Let's accomplish everything using Polars.
import polars as pl
df = (
pl.DataFrame(d)
.with_columns(
pl.col('DateColumn').str.to_date()
)
)
(
df
.join(
df
.with_columns(pl.col('DateColumn').alias('PreviousDate'))
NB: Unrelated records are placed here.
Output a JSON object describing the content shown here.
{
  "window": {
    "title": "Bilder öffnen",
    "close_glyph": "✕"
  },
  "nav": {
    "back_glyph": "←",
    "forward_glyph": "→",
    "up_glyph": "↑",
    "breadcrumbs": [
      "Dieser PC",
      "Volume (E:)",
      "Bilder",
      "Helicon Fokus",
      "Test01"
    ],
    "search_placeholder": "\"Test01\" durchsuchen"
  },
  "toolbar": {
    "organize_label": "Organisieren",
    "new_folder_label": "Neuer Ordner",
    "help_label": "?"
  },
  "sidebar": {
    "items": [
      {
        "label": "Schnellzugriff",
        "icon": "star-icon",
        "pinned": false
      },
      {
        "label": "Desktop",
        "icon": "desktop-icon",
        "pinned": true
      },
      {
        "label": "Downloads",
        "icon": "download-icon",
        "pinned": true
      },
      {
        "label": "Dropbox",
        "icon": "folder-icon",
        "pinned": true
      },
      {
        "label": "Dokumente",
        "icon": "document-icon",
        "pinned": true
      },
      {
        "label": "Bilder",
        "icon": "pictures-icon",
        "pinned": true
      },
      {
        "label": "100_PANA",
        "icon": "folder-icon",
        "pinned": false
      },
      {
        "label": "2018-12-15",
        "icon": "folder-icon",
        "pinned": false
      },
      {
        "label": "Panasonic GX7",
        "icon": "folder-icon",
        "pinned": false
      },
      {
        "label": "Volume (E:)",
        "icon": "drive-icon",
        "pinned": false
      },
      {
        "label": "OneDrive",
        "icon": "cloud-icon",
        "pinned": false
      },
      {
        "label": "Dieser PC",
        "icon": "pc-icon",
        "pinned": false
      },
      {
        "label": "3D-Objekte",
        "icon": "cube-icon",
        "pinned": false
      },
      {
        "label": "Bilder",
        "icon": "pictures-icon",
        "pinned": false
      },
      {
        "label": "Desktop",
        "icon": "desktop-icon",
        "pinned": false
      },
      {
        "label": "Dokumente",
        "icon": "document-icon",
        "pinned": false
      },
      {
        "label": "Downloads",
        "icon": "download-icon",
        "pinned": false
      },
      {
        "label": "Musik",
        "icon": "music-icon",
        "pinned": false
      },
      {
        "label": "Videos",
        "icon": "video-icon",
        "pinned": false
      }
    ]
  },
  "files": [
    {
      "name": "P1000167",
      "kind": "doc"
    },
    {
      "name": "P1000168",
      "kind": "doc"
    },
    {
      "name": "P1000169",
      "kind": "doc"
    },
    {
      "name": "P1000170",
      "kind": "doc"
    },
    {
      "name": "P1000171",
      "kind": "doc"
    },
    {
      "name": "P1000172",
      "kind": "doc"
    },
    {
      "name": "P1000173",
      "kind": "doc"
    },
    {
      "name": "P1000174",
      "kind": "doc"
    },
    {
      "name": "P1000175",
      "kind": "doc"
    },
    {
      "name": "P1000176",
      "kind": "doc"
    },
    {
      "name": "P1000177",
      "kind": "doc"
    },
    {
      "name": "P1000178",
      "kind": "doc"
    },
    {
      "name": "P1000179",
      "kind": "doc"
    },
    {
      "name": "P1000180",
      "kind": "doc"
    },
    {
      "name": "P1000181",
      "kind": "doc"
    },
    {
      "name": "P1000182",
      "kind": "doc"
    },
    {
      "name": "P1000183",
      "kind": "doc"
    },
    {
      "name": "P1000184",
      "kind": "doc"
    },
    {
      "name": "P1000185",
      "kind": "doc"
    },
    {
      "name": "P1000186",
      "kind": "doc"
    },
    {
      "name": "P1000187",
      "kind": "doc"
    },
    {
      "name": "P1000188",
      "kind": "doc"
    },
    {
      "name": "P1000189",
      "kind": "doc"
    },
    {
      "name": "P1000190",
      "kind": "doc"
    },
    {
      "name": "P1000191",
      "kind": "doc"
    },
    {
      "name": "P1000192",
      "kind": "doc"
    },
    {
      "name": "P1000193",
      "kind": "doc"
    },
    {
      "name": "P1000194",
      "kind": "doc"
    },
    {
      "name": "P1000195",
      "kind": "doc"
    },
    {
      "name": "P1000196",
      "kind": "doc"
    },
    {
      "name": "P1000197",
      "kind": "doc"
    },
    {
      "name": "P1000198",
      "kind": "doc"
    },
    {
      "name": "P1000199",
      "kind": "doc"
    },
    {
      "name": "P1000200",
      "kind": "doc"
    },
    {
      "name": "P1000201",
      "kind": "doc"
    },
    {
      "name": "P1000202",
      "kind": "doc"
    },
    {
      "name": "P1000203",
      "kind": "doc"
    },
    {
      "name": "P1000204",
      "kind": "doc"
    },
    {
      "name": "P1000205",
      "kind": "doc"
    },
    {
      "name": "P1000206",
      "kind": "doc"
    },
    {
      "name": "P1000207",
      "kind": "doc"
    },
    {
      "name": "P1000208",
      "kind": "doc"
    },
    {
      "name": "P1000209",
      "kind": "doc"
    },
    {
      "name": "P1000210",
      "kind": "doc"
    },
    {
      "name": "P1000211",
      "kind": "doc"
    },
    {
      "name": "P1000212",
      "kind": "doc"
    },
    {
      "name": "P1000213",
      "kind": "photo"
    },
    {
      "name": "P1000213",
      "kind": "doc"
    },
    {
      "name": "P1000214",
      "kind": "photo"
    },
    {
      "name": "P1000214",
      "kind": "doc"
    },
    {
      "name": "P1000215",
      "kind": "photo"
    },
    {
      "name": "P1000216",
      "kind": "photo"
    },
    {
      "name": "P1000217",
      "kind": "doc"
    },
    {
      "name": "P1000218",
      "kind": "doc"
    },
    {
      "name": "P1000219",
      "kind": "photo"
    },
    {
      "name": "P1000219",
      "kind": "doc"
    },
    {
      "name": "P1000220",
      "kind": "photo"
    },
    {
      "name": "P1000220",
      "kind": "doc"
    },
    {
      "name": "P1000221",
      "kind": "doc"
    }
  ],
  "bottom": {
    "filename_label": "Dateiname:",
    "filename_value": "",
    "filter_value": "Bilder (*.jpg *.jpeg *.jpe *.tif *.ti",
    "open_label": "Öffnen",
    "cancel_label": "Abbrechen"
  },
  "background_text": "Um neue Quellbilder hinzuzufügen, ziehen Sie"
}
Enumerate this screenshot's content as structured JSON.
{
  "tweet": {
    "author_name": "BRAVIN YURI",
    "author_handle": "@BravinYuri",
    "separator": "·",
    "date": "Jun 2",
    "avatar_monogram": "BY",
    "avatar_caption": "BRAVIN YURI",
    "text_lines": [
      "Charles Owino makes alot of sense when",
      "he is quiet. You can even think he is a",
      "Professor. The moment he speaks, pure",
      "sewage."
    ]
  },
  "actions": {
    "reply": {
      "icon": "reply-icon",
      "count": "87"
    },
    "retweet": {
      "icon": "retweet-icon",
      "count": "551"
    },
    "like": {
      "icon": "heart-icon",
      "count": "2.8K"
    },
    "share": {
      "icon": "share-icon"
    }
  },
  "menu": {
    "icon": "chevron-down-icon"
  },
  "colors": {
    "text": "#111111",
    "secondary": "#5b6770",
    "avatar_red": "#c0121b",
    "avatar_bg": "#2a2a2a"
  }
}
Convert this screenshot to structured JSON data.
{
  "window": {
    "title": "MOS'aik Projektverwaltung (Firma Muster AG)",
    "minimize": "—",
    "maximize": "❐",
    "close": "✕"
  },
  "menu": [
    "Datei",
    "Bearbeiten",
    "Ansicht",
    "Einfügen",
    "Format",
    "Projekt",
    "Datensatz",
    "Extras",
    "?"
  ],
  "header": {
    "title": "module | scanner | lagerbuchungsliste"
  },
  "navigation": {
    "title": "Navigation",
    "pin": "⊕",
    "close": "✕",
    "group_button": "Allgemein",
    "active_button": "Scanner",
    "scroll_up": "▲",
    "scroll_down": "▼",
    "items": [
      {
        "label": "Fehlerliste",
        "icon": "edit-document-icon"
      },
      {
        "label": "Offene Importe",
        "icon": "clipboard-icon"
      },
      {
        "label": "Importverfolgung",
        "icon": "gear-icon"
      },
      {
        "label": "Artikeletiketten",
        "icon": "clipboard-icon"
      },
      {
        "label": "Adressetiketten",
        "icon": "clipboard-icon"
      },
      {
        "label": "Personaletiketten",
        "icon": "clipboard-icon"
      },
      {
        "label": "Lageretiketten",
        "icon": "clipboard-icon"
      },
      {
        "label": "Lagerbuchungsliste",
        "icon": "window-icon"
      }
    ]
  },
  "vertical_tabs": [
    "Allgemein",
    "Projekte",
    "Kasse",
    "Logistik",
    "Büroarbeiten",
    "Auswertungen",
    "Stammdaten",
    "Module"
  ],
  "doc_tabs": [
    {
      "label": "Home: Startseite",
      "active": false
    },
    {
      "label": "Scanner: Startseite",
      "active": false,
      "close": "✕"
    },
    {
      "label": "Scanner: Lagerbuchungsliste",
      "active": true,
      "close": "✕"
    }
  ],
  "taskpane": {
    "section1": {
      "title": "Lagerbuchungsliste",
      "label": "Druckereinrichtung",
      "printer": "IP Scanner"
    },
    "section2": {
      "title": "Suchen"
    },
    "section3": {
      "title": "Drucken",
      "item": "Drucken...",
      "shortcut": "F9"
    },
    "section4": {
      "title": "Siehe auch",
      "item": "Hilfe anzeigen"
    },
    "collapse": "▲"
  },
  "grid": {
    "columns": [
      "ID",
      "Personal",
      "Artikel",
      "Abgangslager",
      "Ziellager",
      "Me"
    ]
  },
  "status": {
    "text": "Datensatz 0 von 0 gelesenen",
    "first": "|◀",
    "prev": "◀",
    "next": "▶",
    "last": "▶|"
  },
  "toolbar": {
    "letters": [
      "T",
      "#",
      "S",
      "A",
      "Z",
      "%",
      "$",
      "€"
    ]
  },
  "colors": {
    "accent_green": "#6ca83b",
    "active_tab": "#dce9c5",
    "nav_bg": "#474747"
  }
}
.rename({'Field': 'PreviousField'}),
left_on=['Key', 'DateColumn'],
right_on=['Key', pl.col('DateColumn').dt.offset_by('1mo')],
how="inner"
)
)
shape: (30, 5)
┌──────┬────────┬────────────┬───────────────┬──────────────┐
│ Key ┆ Field ┆ DateColumn ┆ PreviousField ┆ PreviousDate │
│ --- ┆ --- ┆ --- ┆ --- ┆ --- │
│ i64 ┆ str ┆ date ┆ str ┆ date │
╞══════╪════════╪════════════╪═══════════════╪══════════════╡
│ 1234 ┆ Plumb ┆ 2020-03-01 ┆ Plumb ┆ 2020-02-01 │
│ 1234 ┆ Pear ┆ 2020-04-01 ┆ Plumb ┆ 2020-03-01 │
│ 1234 ┆ Plumb ┆ 2020-05-01 ┆ Pear ┆ 2020-04-01 │
│ 1234 ┆ Orange ┆ 2020-06-01 ┆ Plumb ┆ 2020-05-01 │
│ 1234 ┆ Pear ┆ 2020-07-01 ┆ Orange ┆ 2020-06-01 │
│ 1234 ┆ Plumb ┆ 2020-08-01 ┆ Pear ┆ 2020-07-01 │
│ 1234 ┆ Plumb ┆ 2020-09-01 ┆ Plumb ┆ 2020-08-01 │
│ 1234 ┆ Pear ┆ 2020-10-01 ┆ Plumb ┆ 2020-09-01 │
│ 1234 ┆ Apple ┆ 2020-11-01 ┆ Pear ┆ 2020-10-01 │
│ 1234 ┆ Plumb ┆ 2020-12-01 ┆ Apple ┆ 2020-11-01 │
│ 2456 ┆ Orange ┆ 2020-03-01 ┆ Orange ┆ 2020-02-01 │
│ 2456 ┆ Apple ┆ 2020-04-01 ┆ Orange ┆ 2020-03-01 │
│ 2456 ┆ Apple ┆ 2020-05-01 ┆ Apple ┆ 2020-04-01 │
│ 2456 ┆ Pear ┆ 2020-06-01 ┆ Apple ┆ 2020-05-01 │
│ 2456 ┆ Apple ┆ 2020-07-01 ┆ Pear ┆ 2020-06-01 │
│ 2456 ┆ Plumb ┆ 2020-08-01 ┆ Apple ┆ 2020-07-01 │
│ 2456 ┆ Plumb ┆ 2020-09-01 ┆ Plumb ┆ 2020-08-01 │
│ 2456 ┆ Orange ┆ 2020-10-01 ┆ Plumb ┆ 2020-09-01 │
│ 2456 ┆ Orange ┆ 2020-11-01 ┆ Orange ┆ 2020-10-01 │
│ 2456 ┆ Pear ┆ 2020-12-01 ┆ Orange ┆ 2020-11-01 │
│ 3754 ┆ Pear ┆ 2020-03-01 ┆ Plumb ┆ 2020-02-01 │
│ 3754 ┆ Plumb ┆ 2020-04-01 ┆ Pear ┆ 2020-03-01 │
│ 3754 ┆ Pear ┆ 2020-05-01 ┆ Plumb ┆ 2020-04-01 │
│ 3754 ┆ Apple ┆ 2020-06-01 ┆ Pear ┆ 2020-05-01 │
│ 3754 ┆ Plumb ┆ 2020-07-01 ┆ Apple ┆ 2020-06-01 │
│ 3754 ┆ Orange ┆ 2020-08-01 ┆ Plumb ┆ 2020-07-01 │
│ 3754 ┆ Pear ┆ 2020-09-01 ┆ Orange ┆ 2020-08-01 │
│ 3754 ┆ Apple ┆ 2020-10-01 ┆ Pear ┆ 2020-09-01 │
│ 3754 ┆ Pear ┆ 2020-11-01 ┆ Apple ┆ 2020-10-01 │
│ 3754 ┆ Apple ┆ 2020-12-01 ┆ Pear ┆ 2020-11-01 │
└──────┴────────┴────────────┴───────────────┴──────────────┘
Note that we use an Expression in the right_on
columns to generate our offset date column on-the-fly.